I have settled in quickly, but in some moments when I am tired I feel a pang or two of loneliness, then I notice the thin shape of my ankles contrasted to the thickness of my calves, and get on the scale and notice it hasn’t budged, (for the last 20 fricking years) and I think, no, no this body does not yearn for companionship. This body yearns for peace and serenity. I sit on my meditation rock in the backyard, my mind thinking of the kind of lover I want, kind, intelligent, well read, doesn’t watch alot of tv, loves animals, nature, the outdoors, is content to sit and talk quietly, to cuddle and as a tiny drop of dew glistens in the morning light, I realize I am all of those things. I am fine here, just as I am. I will be my own lover. Not in the sense of quietly having sex with myself, but of loving my self.
Living with myself.
My coffee is cold, the dogs are snoozing, and the crystal is making rainbows splash across the room, being content is a conscious decision. It isn’t an easy choice. We can dwell on all the things about ourselves which do not satisfy others. We can think of all the things in others that makes us feel small about ourselves. We can think of all the things about someone else that annoy us, and the things about ourselves which not only annoy others, but sometimes fester and gnaw at us when we are tired and feeling low. We can bitch and moan, and want others to meet some nagging need within us, but no one will ever live up to that desire. I used to tell my ex husband that when you break off one relationship, and start a new one, you are just trading one set of problems for another. Either way, I have to be content with myself first. And I have spent way too much time trying to make myself content dependent on someone else being content with me. Or being content based on what other people call happiness, or being trying to be content while not getting my needs met. It doesn’t work, and I don’t want to trade myself in for someone else or someone else’s problems.
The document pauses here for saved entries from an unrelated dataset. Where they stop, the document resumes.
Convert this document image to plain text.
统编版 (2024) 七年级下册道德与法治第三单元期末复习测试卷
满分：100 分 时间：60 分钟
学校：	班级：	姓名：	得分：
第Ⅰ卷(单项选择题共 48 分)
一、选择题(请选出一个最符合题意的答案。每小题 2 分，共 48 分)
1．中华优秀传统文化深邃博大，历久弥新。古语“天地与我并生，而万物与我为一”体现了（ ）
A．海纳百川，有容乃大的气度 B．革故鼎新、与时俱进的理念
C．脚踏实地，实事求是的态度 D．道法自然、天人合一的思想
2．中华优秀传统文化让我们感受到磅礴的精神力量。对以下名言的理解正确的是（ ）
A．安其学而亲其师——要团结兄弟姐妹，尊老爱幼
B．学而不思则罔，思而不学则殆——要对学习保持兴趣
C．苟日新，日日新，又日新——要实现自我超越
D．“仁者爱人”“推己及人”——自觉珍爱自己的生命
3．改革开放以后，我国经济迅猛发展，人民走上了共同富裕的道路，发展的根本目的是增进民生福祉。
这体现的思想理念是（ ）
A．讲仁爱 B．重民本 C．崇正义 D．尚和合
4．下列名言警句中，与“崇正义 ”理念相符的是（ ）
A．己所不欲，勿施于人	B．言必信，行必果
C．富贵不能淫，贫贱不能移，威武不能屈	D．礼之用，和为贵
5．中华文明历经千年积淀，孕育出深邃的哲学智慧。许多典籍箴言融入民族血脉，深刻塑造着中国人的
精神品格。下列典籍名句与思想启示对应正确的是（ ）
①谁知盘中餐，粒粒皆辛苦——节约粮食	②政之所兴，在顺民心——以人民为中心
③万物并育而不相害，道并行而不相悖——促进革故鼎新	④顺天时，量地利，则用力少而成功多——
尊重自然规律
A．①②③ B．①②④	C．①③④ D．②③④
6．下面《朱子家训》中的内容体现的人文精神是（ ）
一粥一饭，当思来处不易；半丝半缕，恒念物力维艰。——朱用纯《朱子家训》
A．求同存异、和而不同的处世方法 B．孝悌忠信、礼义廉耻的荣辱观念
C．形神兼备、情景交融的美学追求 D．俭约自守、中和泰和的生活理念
The problem for me has always been me. I told someone yesterday that I am a bullshit free zone right now. I asked someone three days ago, why he was always so miserable, and told him to answer me civilly because I had had enough of him being a grouch all the time. Later he apologized when he did it again, and I called him on it. I won’t stand for it. I deserve to be treated with respect, pure and simple.
But it all started with respect for myself. And the strength to leave a relationship that was abusive, financially it was a great situation for me, but he was mean, and not loving, or tender, or thoughtful, and the 60 inch tv was a constant assault on my senses and my sensibility. And as I look around my tidy, organized and clean home, I think no one will EVER call me lazy again. No one will ever call me a slob again, no one will ever tell me I shouldn’t get a new dog because I am never home (I work 7.5 hours a day 185 days a year, really? never home?) and call me irresponsible at the age of 46 or 86 ever again. Because I won’t stand for it.
This is my choice, to continue on this journey alone. Because so far, trying to get someone else to love me JUST LIKE THIS, is too damn hard.